The unwritten rule: the team that has to operate a platform should have a say in whether it is chosen. An architect who picks Kubernetes and then hands it to a two-person ops team is not making an architecture decision. They are making a hiring decision on someone else's behalf.

8. Environment isolation and cost control#

EnvironmentKey featuresCost controls
DevAuto-shutdown nightlyEphemeral DBs + spot instances
StagingMirrors productionHPA + daily scale-in jobs
ProductionHA setupAutoscaling + reserved base capacity + overrun alerting

Spot instances cut cost on low-priority batch jobs. Redis saves on repetitive query costs. API request limits protect downstream spend.

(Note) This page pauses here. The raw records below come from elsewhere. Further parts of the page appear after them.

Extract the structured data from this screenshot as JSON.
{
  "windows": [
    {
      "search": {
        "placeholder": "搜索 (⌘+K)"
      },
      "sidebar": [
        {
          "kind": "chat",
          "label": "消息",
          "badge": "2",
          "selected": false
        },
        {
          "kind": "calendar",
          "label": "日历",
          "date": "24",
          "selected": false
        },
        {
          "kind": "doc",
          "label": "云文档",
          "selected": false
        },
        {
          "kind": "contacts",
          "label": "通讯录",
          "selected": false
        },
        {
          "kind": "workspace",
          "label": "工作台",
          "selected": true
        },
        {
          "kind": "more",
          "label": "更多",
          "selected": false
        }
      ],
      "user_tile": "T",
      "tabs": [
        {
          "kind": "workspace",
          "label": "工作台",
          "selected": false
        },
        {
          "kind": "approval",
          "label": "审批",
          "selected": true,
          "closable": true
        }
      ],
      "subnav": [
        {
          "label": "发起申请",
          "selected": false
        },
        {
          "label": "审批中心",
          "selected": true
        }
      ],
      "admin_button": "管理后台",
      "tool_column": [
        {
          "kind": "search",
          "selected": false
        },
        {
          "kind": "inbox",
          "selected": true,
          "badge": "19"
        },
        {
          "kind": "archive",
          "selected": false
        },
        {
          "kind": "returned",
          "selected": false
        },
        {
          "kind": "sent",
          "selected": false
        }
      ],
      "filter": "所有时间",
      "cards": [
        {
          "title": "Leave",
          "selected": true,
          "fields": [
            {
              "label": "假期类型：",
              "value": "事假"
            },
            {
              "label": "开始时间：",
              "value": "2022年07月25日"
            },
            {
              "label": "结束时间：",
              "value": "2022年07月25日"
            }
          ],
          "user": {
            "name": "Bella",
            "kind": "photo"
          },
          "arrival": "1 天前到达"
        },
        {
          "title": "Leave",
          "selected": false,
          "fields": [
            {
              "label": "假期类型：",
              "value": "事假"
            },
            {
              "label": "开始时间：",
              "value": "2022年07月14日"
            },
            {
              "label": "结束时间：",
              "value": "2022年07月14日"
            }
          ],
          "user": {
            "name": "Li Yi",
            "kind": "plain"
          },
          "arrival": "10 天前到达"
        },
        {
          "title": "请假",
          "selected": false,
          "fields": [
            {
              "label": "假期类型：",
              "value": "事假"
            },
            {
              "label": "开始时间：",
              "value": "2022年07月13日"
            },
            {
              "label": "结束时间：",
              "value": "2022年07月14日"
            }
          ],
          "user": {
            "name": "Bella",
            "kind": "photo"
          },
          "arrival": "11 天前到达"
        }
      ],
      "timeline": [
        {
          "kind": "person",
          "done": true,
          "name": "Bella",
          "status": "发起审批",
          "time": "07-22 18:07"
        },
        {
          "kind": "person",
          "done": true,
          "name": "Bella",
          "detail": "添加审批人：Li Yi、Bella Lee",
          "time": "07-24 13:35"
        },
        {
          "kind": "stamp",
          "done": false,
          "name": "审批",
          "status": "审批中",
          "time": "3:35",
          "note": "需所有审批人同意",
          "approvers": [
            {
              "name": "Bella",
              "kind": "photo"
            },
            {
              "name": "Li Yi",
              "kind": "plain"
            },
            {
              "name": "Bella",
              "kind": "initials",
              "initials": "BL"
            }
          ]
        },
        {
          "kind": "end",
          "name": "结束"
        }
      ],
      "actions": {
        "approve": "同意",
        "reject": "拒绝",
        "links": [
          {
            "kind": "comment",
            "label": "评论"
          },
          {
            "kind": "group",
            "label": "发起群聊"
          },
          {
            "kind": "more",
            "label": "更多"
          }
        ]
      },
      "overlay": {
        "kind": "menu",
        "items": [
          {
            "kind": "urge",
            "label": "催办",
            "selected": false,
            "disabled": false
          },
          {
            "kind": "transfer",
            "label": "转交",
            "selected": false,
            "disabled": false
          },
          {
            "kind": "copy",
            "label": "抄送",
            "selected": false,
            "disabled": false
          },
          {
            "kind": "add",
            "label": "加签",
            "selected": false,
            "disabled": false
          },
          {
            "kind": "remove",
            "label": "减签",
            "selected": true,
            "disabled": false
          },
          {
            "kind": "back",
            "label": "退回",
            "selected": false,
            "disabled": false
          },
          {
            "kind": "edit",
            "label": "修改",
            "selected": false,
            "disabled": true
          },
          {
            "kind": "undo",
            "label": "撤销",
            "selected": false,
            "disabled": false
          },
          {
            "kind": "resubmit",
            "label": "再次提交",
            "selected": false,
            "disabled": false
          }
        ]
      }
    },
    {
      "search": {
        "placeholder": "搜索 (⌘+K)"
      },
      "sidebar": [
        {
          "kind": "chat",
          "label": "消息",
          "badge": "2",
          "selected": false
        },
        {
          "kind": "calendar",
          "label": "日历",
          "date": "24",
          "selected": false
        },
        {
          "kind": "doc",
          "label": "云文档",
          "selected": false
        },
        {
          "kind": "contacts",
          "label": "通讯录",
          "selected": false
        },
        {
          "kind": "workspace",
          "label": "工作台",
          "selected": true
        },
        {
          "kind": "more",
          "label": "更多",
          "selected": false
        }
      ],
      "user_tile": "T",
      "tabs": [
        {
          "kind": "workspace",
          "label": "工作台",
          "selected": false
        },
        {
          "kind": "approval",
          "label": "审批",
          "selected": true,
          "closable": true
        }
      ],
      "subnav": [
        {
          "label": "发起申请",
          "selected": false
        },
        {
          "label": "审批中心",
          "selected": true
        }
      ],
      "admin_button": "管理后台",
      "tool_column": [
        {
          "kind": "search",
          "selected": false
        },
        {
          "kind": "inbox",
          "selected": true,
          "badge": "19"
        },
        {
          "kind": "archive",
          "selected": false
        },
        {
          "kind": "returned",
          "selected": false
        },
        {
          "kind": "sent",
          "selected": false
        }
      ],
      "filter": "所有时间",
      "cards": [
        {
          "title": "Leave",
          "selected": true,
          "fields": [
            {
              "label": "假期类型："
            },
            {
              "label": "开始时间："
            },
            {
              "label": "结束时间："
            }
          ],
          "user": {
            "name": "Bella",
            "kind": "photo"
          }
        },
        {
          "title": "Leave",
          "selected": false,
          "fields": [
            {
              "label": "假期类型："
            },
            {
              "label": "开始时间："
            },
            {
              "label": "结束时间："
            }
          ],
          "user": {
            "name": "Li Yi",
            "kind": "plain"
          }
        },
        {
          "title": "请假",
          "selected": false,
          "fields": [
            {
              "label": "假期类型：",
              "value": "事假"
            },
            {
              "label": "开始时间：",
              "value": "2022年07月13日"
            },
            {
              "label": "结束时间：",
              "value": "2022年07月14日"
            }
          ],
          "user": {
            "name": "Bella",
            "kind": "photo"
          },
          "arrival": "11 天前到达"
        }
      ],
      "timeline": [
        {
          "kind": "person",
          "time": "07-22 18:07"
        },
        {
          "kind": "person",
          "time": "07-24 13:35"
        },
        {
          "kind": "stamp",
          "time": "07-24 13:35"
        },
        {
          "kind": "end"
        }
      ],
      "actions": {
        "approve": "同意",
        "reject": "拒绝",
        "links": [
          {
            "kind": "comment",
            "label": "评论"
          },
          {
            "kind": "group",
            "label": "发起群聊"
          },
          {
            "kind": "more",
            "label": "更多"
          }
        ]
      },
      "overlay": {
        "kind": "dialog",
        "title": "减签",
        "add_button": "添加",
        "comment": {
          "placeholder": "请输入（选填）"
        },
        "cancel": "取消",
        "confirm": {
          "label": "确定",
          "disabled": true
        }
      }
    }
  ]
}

9. Operational ergonomics#

A hosting choice is also a developer-experience choice. If deploying, debugging, or rolling back is painful, the pain compounds every sprint.

Signs the ergonomics are wrong:

  • A deploy takes more than fifteen minutes for a code change that touches one service.
  • Engineers ask "did that deploy actually go out?" and have to check three dashboards to find out.
  • Rollbacks require a manual runbook instead of a button or a git revert.
  • Local development does not resemble production closely enough to catch integration bugs before merge.
  • On-call engineers cannot reproduce a production issue because observability is missing or locked behind a paywall.

Investing in these is never glamorous and always pays off. The best engineering teams we work with treat deploy speed and rollback confidence as product features, not internal plumbing.

10. A real-world failure mode#

A warning from a past engagement. A team had a beautiful Where on paper: Kubernetes, multi-region, Istio, GitOps, everything. In reality they had one engineer who understood it all and three who were afraid to touch it. When the one engineer took paternity leave, a routine certificate rotation took down the cluster for six hours because no one else could follow the runbook.

The Where was not wrong in the abstract. It was wrong for the team that had to run it. When we came in, we did not recommend simpler infrastructure for its own sake. We recommended simpler infrastructure because the team that had to operate it told us, plainly, that they could not sustain the current setup. That feedback should have arrived before the first Helm chart was written.

A good Where optimises not just for the system, but for the humans who will keep it alive at 2am on a bank holiday.

11. Questions to close the Where#

Before declaring the hosting strategy done, the team should be able to answer each of these without reaching for a runbook.

  • How long does a full rebuild of production from source take, and when did we last test that?
  • What is the blast radius if our single cloud region has an outage?
  • What is our monthly spend by service, and which two line items dominate the bill?
  • What happens to in-flight requests when we deploy?
  • Where do our secrets live, and who can see them?
  • How do we know if a background job silently stopped running yesterday?
  • If the engineer who set this up left tomorrow, what would break first?

If any of those answers are "I'm not sure", the Where is not finished. These are not edge cases. They are Tuesday-afternoon realities. A hosting strategy that cannot answer them has not earned the word "strategy".

Summary#

Where ensures that the technical design in How can survive real-world pressure. With smart defaults, tested recovery plans, and continuous automation you can deploy confidently, scale responsively, recover gracefully, and control cost without compromising quality.

The best hosting strategy is the one your team can operate, evolve, and afford.